|
【質問】
細菌検査室で嫌気培養を担当しているのですが, ここ最近, 産婦人科の方から膣の嫌気培養で属名まで同定の依頼があるんですけど・・・
乳酸桿菌と嫌気性菌のバランスを見たいという事で。流産との関連で嫌気性菌の量が大切らしくて最近検体数が多いんです。今いち嫌気の同定法がわからなくて,
同定キットの結果もいまいち信用していいのか自信がないんです。培地は, CDCの血寒とBBE培地,
変法FM培地をつかってます。すごくたくさん生えてきてどこまでやればいいのかわかりません。嫌気性菌の簡単な同定法ってないですか?教えてください。
【回答】
ご指摘の通り, 最近, 細菌感染症と流産・早産との関係が広く認識されるようになり,
特に, 嫌気性菌については, その重要性が指摘されています。邦文では, 臨床的意義については,
三鴨廣繁: Preterm labor, preterm PROMにおける病原微生物, 特に嫌気性菌の意義に関する研究. 日産婦誌
1998; 50 (8): 556〜568. に, 検査法については, 中村敏彦他: 妊婦腟分泌物の直接塗抹標本の解析と腟内細菌叢の比較.

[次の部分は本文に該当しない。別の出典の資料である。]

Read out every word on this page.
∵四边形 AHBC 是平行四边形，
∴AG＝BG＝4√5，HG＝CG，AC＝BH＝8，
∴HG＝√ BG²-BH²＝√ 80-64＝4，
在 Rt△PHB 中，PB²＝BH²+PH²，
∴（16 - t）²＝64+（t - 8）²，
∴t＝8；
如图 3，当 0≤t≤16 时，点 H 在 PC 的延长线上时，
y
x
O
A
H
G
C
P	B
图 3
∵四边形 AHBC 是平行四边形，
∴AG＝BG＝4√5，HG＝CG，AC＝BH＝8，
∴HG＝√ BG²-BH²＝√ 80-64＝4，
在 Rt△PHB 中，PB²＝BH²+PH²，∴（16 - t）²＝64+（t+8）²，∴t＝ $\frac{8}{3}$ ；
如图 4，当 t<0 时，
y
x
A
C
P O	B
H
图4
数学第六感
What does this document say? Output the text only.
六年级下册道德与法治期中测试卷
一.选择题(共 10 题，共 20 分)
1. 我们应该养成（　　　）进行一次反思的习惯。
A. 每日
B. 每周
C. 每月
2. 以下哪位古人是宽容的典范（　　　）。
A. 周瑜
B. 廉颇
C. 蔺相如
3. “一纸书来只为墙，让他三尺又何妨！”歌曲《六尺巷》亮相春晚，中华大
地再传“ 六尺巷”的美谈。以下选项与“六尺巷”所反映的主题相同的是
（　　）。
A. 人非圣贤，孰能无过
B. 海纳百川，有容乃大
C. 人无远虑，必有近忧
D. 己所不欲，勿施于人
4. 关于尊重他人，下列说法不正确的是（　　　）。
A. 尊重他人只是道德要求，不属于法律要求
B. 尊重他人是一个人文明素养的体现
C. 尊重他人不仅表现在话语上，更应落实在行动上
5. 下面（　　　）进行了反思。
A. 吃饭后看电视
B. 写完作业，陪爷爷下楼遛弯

日臨誌 1998; 8 (1): 9〜15がありますので参考にして下さい。
さて, ご質問の件ですが, 培地の選択については, 現在使用されている培地で十分と思います。なお,
同定に関しては, 研究レベルでない限り, 詳細な菌種の同定は不要と思います。大変な仕事量になりますので。培養・同定を依頼してくる医師にそのあたりを説明して,
よく打ち合わせをして貴方の検査室としての培養検査の範囲を決めるようにして下さい。嫌気性菌の簡単な同定法については,
市販のキットを使用することができるなら, その方法が一番簡単な方法といえます。しかし,
ご指摘のとおり, 確実性に疑問のある菌種もありますので, キットの限界について臨床医に伝えておいて下さい。例えば,
先程紹介した文献に現れている菌種 (Prevotella biviaなど) は分離頻度が高い上,
キットでの同定確率も高いので, それらを目標に菌種レベルで同定し, それ以外は無理に種まで同定せず,
属レベルの同定にとどめておくことも一法です。また, 先に紹介した中村らの研究は,
まさに腟分泌物の培養依頼が多くなった対策として行われたものです。塗抹のグラム染色標本からNugent
scoreを求め, その培養結果と比較しています。スコアーの程度により嫌気性菌の存在が予想できるので,
スコアーの高いもののみ嫌気性培養をするというアプローチをとることも考えてよいと思います。是非参考にして下さい。嫌気性菌の培養・同定については,
毎年夏に, 岐阜大学医学部附属嫌気性菌実験施設で開催されるセミナー(5日間)を受講され,
そのような患者から分離される嫌気性菌の幾つかを実際に見ておくことをお勧めします。